With respect to Wall (supra) although Justice Vitale indicated that the court is permitted to consider a spouse’s interest in a business entity and make a distributive award based on it, that case, where the defendant husband was a sole practitioner, dealt merely with awarding the plaintiff pendente lite fees to employ an accountant in connection with the discovery of the defendant’s business records and finances. Nothing in the decision indicates that Justice Vitale felt that an equitable distribution of the good will of a law practice was in order.

I have previously referred to Levy (supra). The court in Levy, citing Stern v Stern (66 NJ 340), affirms that. State’s position with respect to the “ethical non-saleability of a law practice”. The Stern case nevertheless comes to the conclusion that the good will of a law firm, although it may not be transferred for a valuable consideration for ethical reasons, does have a real element of economic worth insofar as a matrimonial proceeding is concerned and the equitable distribution of such marital assets. This court cannot understand, nor can it reconcile, the concept that a law practice has a value for one purpose and not another purpose.

On the basis of the foregoing, no award is being made for any valuation of the plaintiff’s law practice. Since lawyers are not tradesmen and have nothing to sell but personal services, there would be no purpose in having one negli*236gence lawyer evaluate the so-called value of another lawyer’s practice. In addition, a negligence practice by its very nature is speculative and contingent and would not be the proper subject of a valuation which could be relied on by the court in determining the value of the practice. If the court were to attempt to make an equitable distribution of a negligence law practice, an evaluation of each case would be necessary and require a determination as to questions of liability and comparative negligence and a determination as to what amount a jury would award in each case.

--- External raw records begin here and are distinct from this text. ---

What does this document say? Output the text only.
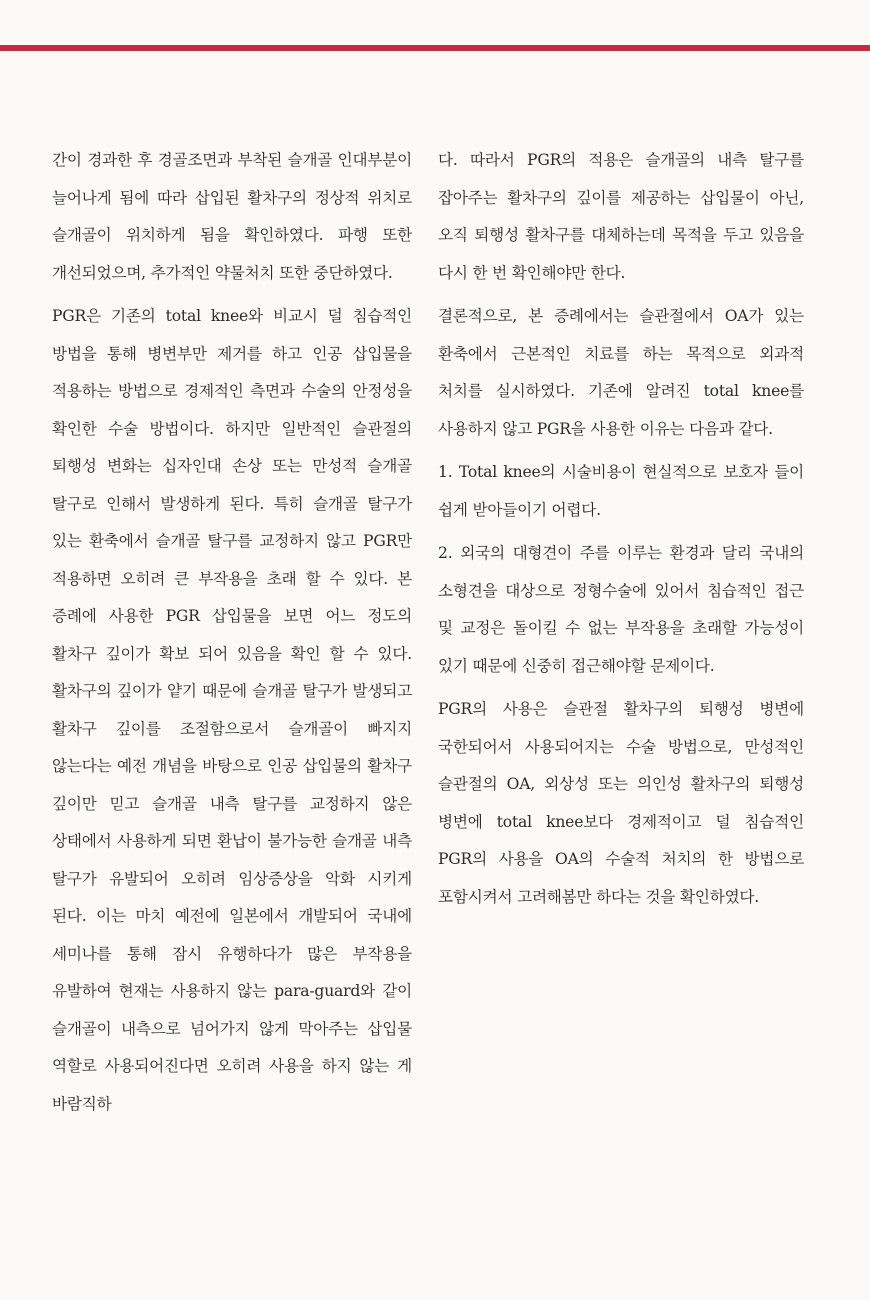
간이 경과한 후 경골조면과 부착된 슬개골 인대부분이 늘어나게 됨에 따라 삽입된 활차구의 정상적 위치로 슬개골이 위치하게 됨을 확인하였다. 파행 또한 개선되었으며, 추가적인 약물처치 또한 중단하였다.

PGR은 기존의 total knee와 비교시 덜 침습적인 방법을 통해 병변부만 제거를 하고 인공 삽입물을 적용하는 방법으로 경제적인 측면과 수술의 안정성을 확인한 수술 방법이다. 하지만 일반적인 슬관절의 퇴행성 변화는 십자인대 손상 또는 만성적 슬개골 탈구로 인해서 발생하게 된다. 특히 슬개골 탈구가 있는 환축에서 슬개골 탈구를 교정하지 않고 PGR만 적용하면 오히려 큰 부작용을 초래 할 수 있다. 본 증례에 사용한 PGR 삽입물을 보면 어느 정도의 활차구 깊이가 확보 되어 있음을 확인 할 수 있다. 활차구의 깊이가 얕기 때문에 슬개골 탈구가 발생되고 활차구 깊이를 조절함으로서 슬개골이 빠지지 않는다는 예전 개념을 바탕으로 인공 삽입물의 활차구 깊이만 믿고 슬개골 내측 탈구를 교정하지 않은 상태에서 사용하게 되면 환납이 불가능한 슬개골 내측 탈구가 유발되어 오히려 임상증상을 악화 시키게 된다. 이는 마치 예전에 일본에서 개발되어 국내에 세미나를 통해 잠시 유행하다가 많은 부작용을 유발하여 현재는 사용하지 않는 para-guard와 같이 슬개골이 내측으로 넘어가지 않게 막아주는 삽입물 역할로 사용되어진다면 오히려 사용을 하지 않는 게 바람직하

다. 따라서 PGR의 적용은 슬개골의 내측 탈구를 잡아주는 활차구의 깊이를 제공하는 삽입물이 아닌, 오직 퇴행성 활차구를 대체하는데 목적을 두고 있음을 다시 한 번 확인해야만 한다.

결론적으로, 본 증례에서는 슬관절에서 OA가 있는 환축에서 근본적인 치료를 하는 목적으로 외과적 처치를 실시하였다. 기존에 알려진 total knee를 사용하지 않고 PGR을 사용한 이유는 다음과 같다.

1. Total knee의 시술비용이 현실적으로 보호자 들이 쉽게 받아들이기 어렵다.

2. 외국의 대형견이 주를 이루는 환경과 달리 국내의 소형견을 대상으로 정형수술에 있어서 침습적인 접근 및 교정은 돌이킬 수 없는 부작용을 초래할 가능성이 있기 때문에 신중히 접근해야할 문제이다.

PGR의 사용은 슬관절 활차구의 퇴행성 병변에 국한되어서 사용되어지는 수술 방법으로, 만성적인 슬관절의 OA, 외상성 또는 의인성 활차구의 퇴행성 병변에 total knee보다 경제적이고 덜 침습적인 PGR의 사용을 OA의 수술적 처치의 한 방법으로 포함시켜서 고려해봄만 하다는 것을 확인하였다.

Moreover, in the view of this court, a distribution of a negligence practice might prove highly prejudicial to the individual client, since there might well be a tendency on the part of a lawyer to consider the amount distributed as an expense of the case. This could conceivably affect his judgment in advising a client on questions of settlement, especially in the event a settlement offer, although fair and reasonable, would fall below the valuation of a case at the trial level. Under such circumstances, he might urge his client to try a case where he otherwise would have recommended a fair and reasonable settlement offer.

This decision, however, is not meant to indicate that the defendant is prohibited from sharing in any fixed assets which the plaintiff’s law firm may have, such as cash on hand, library, fixtures, furniture, leasehold interest, etc.

This award is also being made without prejudice to the defendant’s application to the trial court for additional fees, if warranted. Furthermore, since this award is only being made to assist the defendant in pressing her claims in this action (Gueli v Gueli, 106 Misc 2d 877, supra), it is without prejudice to the plaintiff applying to the trial court for a credit or an adjustment for a part of or all of any sums directed to be paid for said professional services based upon the ultimate disposition of the action.